A Septã Lemore soltou uma gargalhada. Como todos os outros a bordo da Tímida Donzela, tinha os seus segredos. Que lhe fizessem bom proveito. Não quero conhecê-la, só quero fodê-la. E ela também sabia. Quando pendurou o cristal de septã ao pescoço, aninhando-o na cova entre os seios, provocou-o com um sorriso.


Yandry levantou âncora, fez deslizar uma das grandes varas para fora do teto da cabine e as empurrou para o rio. Duas das garças ergueram as cabeças para observar quando a Tímida Donzela se afastou da margem e penetrou na corrente. Lentamente, o barco começou a se mover para jusante. Yandry se dirigiu à alavanca do leme. Ysilla estava virando os biscoitos. Colocou um tacho de ferro em cima do braseiro e pois o bacon lá dentro. Havia dias em que cozinhava biscoitos e bacon, em outros bacon e biscoitos. Uma vez por quinzena talvez houvesse um peixe, mas naquele dia não.

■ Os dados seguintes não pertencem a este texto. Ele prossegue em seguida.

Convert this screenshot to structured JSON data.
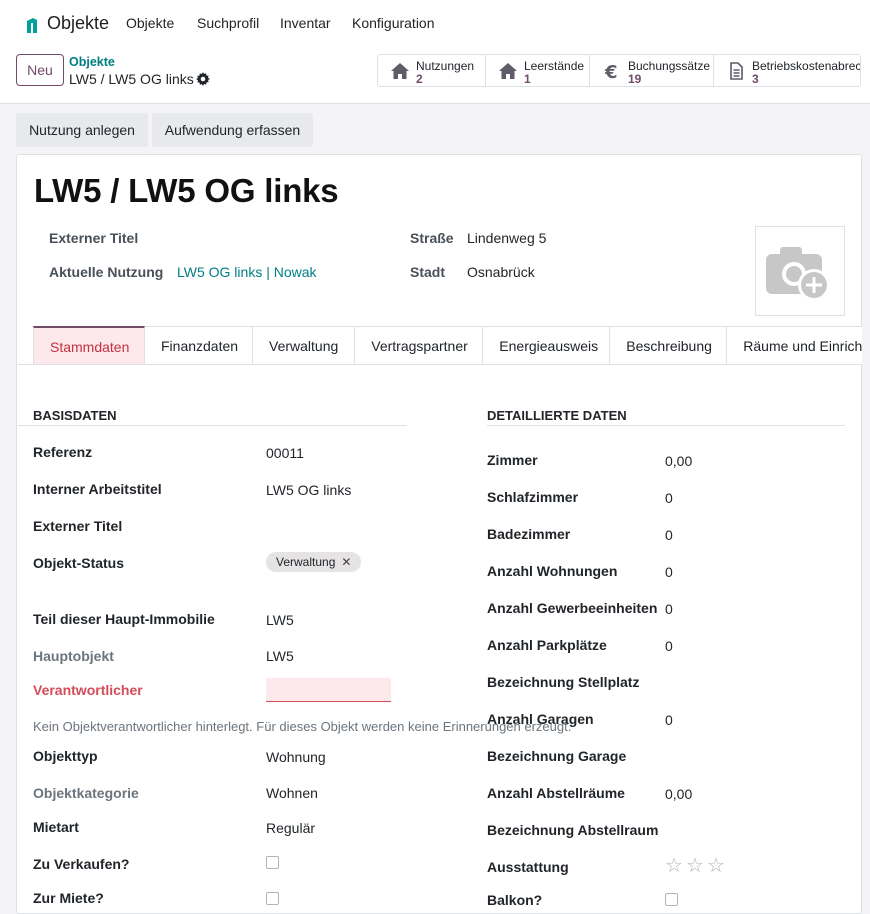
{
  "app": {
    "name": "Objekte"
  },
  "menu": [
    "Objekte",
    "Suchprofil",
    "Inventar",
    "Konfiguration"
  ],
  "control": {
    "new_label": "Neu",
    "breadcrumb_parent": "Objekte",
    "breadcrumb_current": "LW5 / LW5 OG links"
  },
  "smart_buttons": [
    {
      "label": "Nutzungen",
      "count": "2",
      "icon": "home-icon"
    },
    {
      "label": "Leerstände",
      "count": "1",
      "icon": "home-icon"
    },
    {
      "label": "Buchungssätze",
      "count": "19",
      "icon": "euro-icon"
    },
    {
      "label": "Betriebskostenabrechnu",
      "count": "3",
      "icon": "document-icon"
    }
  ],
  "actions": {
    "add_usage": "Nutzung anlegen",
    "add_expense": "Aufwendung erfassen"
  },
  "record": {
    "title": "LW5 / LW5 OG links",
    "external_title_label": "Externer Titel",
    "current_usage_label": "Aktuelle Nutzung",
    "current_usage_value": "LW5 OG links | Nowak",
    "street_label": "Straße",
    "street_value": "Lindenweg 5",
    "city_label": "Stadt",
    "city_value": "Osnabrück"
  },
  "tabs": [
    "Stammdaten",
    "Finanzdaten",
    "Verwaltung",
    "Vertragspartner",
    "Energieausweis",
    "Beschreibung",
    "Räume und Einricht"
  ],
  "basis": {
    "heading": "BASISDATEN",
    "referenz_label": "Referenz",
    "referenz_value": "00011",
    "internal_title_label": "Interner Arbeitstitel",
    "internal_title_value": "LW5 OG links",
    "external_title_label": "Externer Titel",
    "status_label": "Objekt-Status",
    "status_tag": "Verwaltung",
    "tag_remove": "✕",
    "part_of_label": "Teil dieser Haupt-Immobilie",
    "part_of_value": "LW5",
    "main_object_label": "Hauptobjekt",
    "main_object_value": "LW5",
    "responsible_label": "Verantwortlicher",
    "hint": "Kein Objektverantwortlicher hinterlegt. Für dieses Objekt werden keine Erinnerungen erzeugt.",
    "type_label": "Objekttyp",
    "type_value": "Wohnung",
    "category_label": "Objektkategorie",
    "category_value": "Wohnen",
    "rent_type_label": "Mietart",
    "rent_type_value": "Regulär",
    "for_sale_label": "Zu Verkaufen?",
    "for_rent_label": "Zur Miete?"
  },
  "details": {
    "heading": "DETAILLIERTE DATEN",
    "rooms_label": "Zimmer",
    "rooms_value": "0,00",
    "bedrooms_label": "Schlafzimmer",
    "bedrooms_value": "0",
    "bathrooms_label": "Badezimmer",
    "bathrooms_value": "0",
    "apartments_label": "Anzahl Wohnungen",
    "apartments_value": "0",
    "commercial_label": "Anzahl Gewerbeeinheiten",
    "commercial_value": "0",
    "parking_label": "Anzahl Parkplätze",
    "parking_value": "0",
    "parking_name_label": "Bezeichnung Stellplatz",
    "garages_label": "Anzahl Garagen",
    "garages_value": "0",
    "garage_name_label": "Bezeichnung Garage",
    "storage_label": "Anzahl Abstellräume",
    "storage_value": "0,00",
    "storage_name_label": "Bezeichnung Abstellraum",
    "equipment_label": "Ausstattung",
    "equipment_rating": 0,
    "equipment_max": 3,
    "balcony_label": "Balkon?"
  },
  "colors": {
    "accent": "#714b67",
    "link": "#017e84",
    "danger": "#d44c59",
    "logo": "#01a09d"
  }
}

Quando Ysilla virou as costas, Tyrion roubou um biscoito do braseiro, fugindo a tempo de evitar apanhar com a sua temível colher de pau. Os biscoitos eram melhores quando eram comidos quentes, pingando mel e manteiga. O cheiro do bacon cozinhando depressa trouxe Pato do porão. Farejou por cima do braseiro, recebeu uma pancada da colher de Ysilla, e foi dar a sua mijada matinal à popa do barco.


Tyrion se moveu para se juntar a ele.


— Ora aqui está uma cena digna de se ver — brincou enquanto esvaziavam as bexigas — um anão e um pato, tornando o poderoso Roine mais poderoso ainda.


Yandry soltou uma fungadela de zombaria.


— A Mãe Roine não precisa da sua água, Yollo. É o maior rio do mundo.


Tyrion sacudiu as últimas gotas.


— É suficientemente grande para afogar um anão, admito. Mas o Vago é igualmente largo. E o Tridente também, perto da foz. A Água Negra é mais profunda.


— Não conhece o rio. Espera e verá.


O bacon estalou, os biscoitos ficaram num tom dourado de castanho. O Jovem Griff subiu ao convés aos tropeções e a bocejar.


— Bom dia a todos. — O rapaz era mais baixo do que Pato, mas a sua constituição esguia sugeria que ainda não tinha chegado à sua altura completa. Este rapaz sem barba podia obter qualquer donzela dos Sete Reinos, com cabelo azul ou sem ele. Aqueles as derreteriam. Como o pai, o Jovem Griff tinha olhos azuis, mas enquanto os do pai eram claros, os do filho eram escuros. À luz das lâmpadas se tornavam negros, e à luz do crepúsculo pareciam purpúreos. As pestanas eram tão longas como as de qualquer mulher.


— Cheiro bacon — disse o rapaz, calçando as botas.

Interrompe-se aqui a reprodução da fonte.